De door de consulaire ambtenaren opgemaakte akten van de burgerlijke stand worden in één of meer registers ingeschreven.
2.
De voorschriften, bij of krachtens het Burgerlijk Wetboek vastgesteld voor het houden van registers van de burgerlijke stand, daaronder begrepen het afgeven van afschriften of uittreksels, zijn - zoveel als dit, gelet op het toepasselijke materiële recht, mogelijk is - van toepassing.
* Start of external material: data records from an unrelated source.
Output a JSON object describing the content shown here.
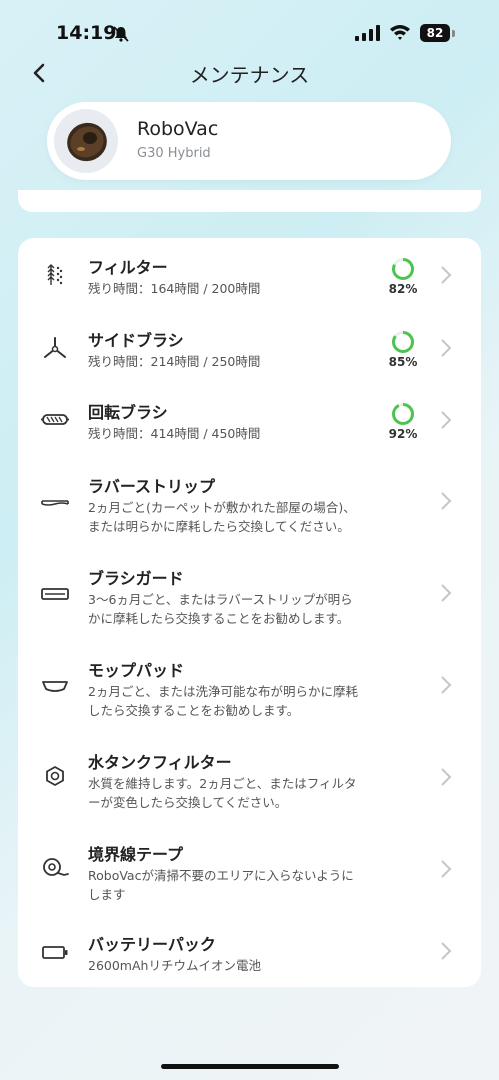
{
  "status": {
    "time": "14:19",
    "battery": "82"
  },
  "nav": {
    "title": "メンテナンス"
  },
  "device": {
    "name": "RoboVac",
    "model": "G30 Hybrid"
  },
  "items": [
    {
      "title": "フィルター",
      "desc": "残り時間：164時間 / 200時間",
      "percent_label": "82%",
      "percent": 82,
      "icon": "filter-icon"
    },
    {
      "title": "サイドブラシ",
      "desc": "残り時間：214時間 / 250時間",
      "percent_label": "85%",
      "percent": 85,
      "icon": "side-brush-icon"
    },
    {
      "title": "回転ブラシ",
      "desc": "残り時間：414時間 / 450時間",
      "percent_label": "92%",
      "percent": 92,
      "icon": "rolling-brush-icon"
    },
    {
      "title": "ラバーストリップ",
      "desc1": "2ヵ月ごと(カーペットが敷かれた部屋の場合)、",
      "desc2": "または明らかに摩耗したら交換してください。",
      "icon": "rubber-strip-icon"
    },
    {
      "title": "ブラシガード",
      "desc1": "3〜6ヵ月ごと、またはラバーストリップが明ら",
      "desc2": "かに摩耗したら交換することをお勧めします。",
      "icon": "brush-guard-icon"
    },
    {
      "title": "モップパッド",
      "desc1": "2ヵ月ごと、または洗浄可能な布が明らかに摩耗",
      "desc2": "したら交換することをお勧めします。",
      "icon": "mop-pad-icon"
    },
    {
      "title": "水タンクフィルター",
      "desc1": "水質を維持します。2ヵ月ごと、またはフィルタ",
      "desc2": "ーが変色したら交換してください。",
      "icon": "water-tank-filter-icon"
    },
    {
      "title": "境界線テープ",
      "desc1": "RoboVacが清掃不要のエリアに入らないように",
      "desc2": "します",
      "icon": "boundary-tape-icon"
    },
    {
      "title": "バッテリーパック",
      "desc": "2600mAhリチウムイオン電池",
      "icon": "battery-pack-icon"
    }
  ],
  "colors": {
    "progress": "#4cc44f",
    "progress_track": "#e6f4e6",
    "chevron": "#c4c6c9"
  }
}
De registers worden gewaarmerkt en gekanttekend door een daartoe door Onze Minister van Buitenlandse Zaken aan te wijzen ambtenaar van dat Departement.
3.
Een der dubbelen wordt bewaard in de archieven van het consulaire post; het andere aan Onze voornoemde Minister opgezonden, door wiens tussenkomst het ter griffie van de arrondissements-rechtbank te ’s-Gravenhage wordt overgebracht.
Artikel 15
De volmachten en andere stukken, welke bij de akten van de burgerlijke stand worden gevorderd, blijven aangehecht aan de registers, welke ter griffie van de arrondissements-rechtbank te ’s-Gravenhage moeten worden overgebracht.
Artikel 16
Ten opzichte van de in het vorig artikel bedoelde registers worden aan de griffier der arrondissements-rechtbank te ’s-Gravenhage dezelfde verplichtingen opgelegd als met betrekking tot de overige ter griffie dier rechtbank zich bevindende registers van de burgerlijke stand op hem rusten.
1.
Van de verzoeken tot doorhaling van een akte in of tot aanvulling of verbetering van de registers van de burgerlijke stand die binnen een consulair ressort zijn of hadden moeten worden gehouden, neemt de arrondissements-rechtbank te ’s-Gravenhage kennis, behoudens hoger beroep.
2.
Artikel 29 van boek 1 van het Nederlands Burgerlijk Wetboek is van overeenkomstige toepassing.
1.
Een consulaire ambtenaar is, voor zover hem de bevoegdheid tot het opmaken van andere burgerlijke akten dan die van de burgerlijke stand is toegekend, bevoegd tot verrichtingen, aan de notaris bij Nederlandse, Arubaanse, Curaçaose of Sint Maartense wettelijke bepalingen opgedragen.
2.
De door hem of te zijnen overstaan overeenkomstig die wettelijke bepalingen verleden akten hebben gelijke kracht als waren zij in het Koninkrijk verleden.
Artikel 18
De door Nederlanders binnen het ressort van een in het vorige artikel vermelde ambtenaar overeenkomstig de voorschriften van het Nederlandse, Arubaanse, Curaçaose of Sint Maartense recht opgemaakte olographische en geheime testamenten zijn geldig, na bij die ambtenaar in bewaring te zijn gesteld, mede met inachtneming van hetgeen daarover in het Nederlandse, Nederlands-Antilliaanse of Arubaanse recht is bepaald.
1.
De consulaire ambtenaren, voor zover zij bevoegd zijn tot het opmaken van:
a.
openbare akten bevattende uiterste willen of herroeping van uiterste willen,
b.
akten van superscriptie,
c.
akten bevattende bewaargeving of teruggave van uiterste willen,
d.
akten van giften van de gehele of gedeeltelijke nalatenschap, de gift van een of meer goederen uit de nalatenschap daaronder begrepen,
e.
akten van benoeming ingaande bij overlijden, zijn verplicht uiterlijk op de eerste werkdag volgende op die waarop zij zulk een akte hebben opgemaakt aan Onze Minister van Buitenlandse Zaken op een door Onze Minister van Justitie vastgesteld formulier in tweevoud opgave te doen van de in het volgende lid bedoelde gegevens.
1°.
het nummer waaronder de akte in het door de consulaire ambtenaar gehouden repertorium is vermeld,
2°.
de datum van de akte en de soort van de akte, naar de onderscheiding van het vorige lid,
3°.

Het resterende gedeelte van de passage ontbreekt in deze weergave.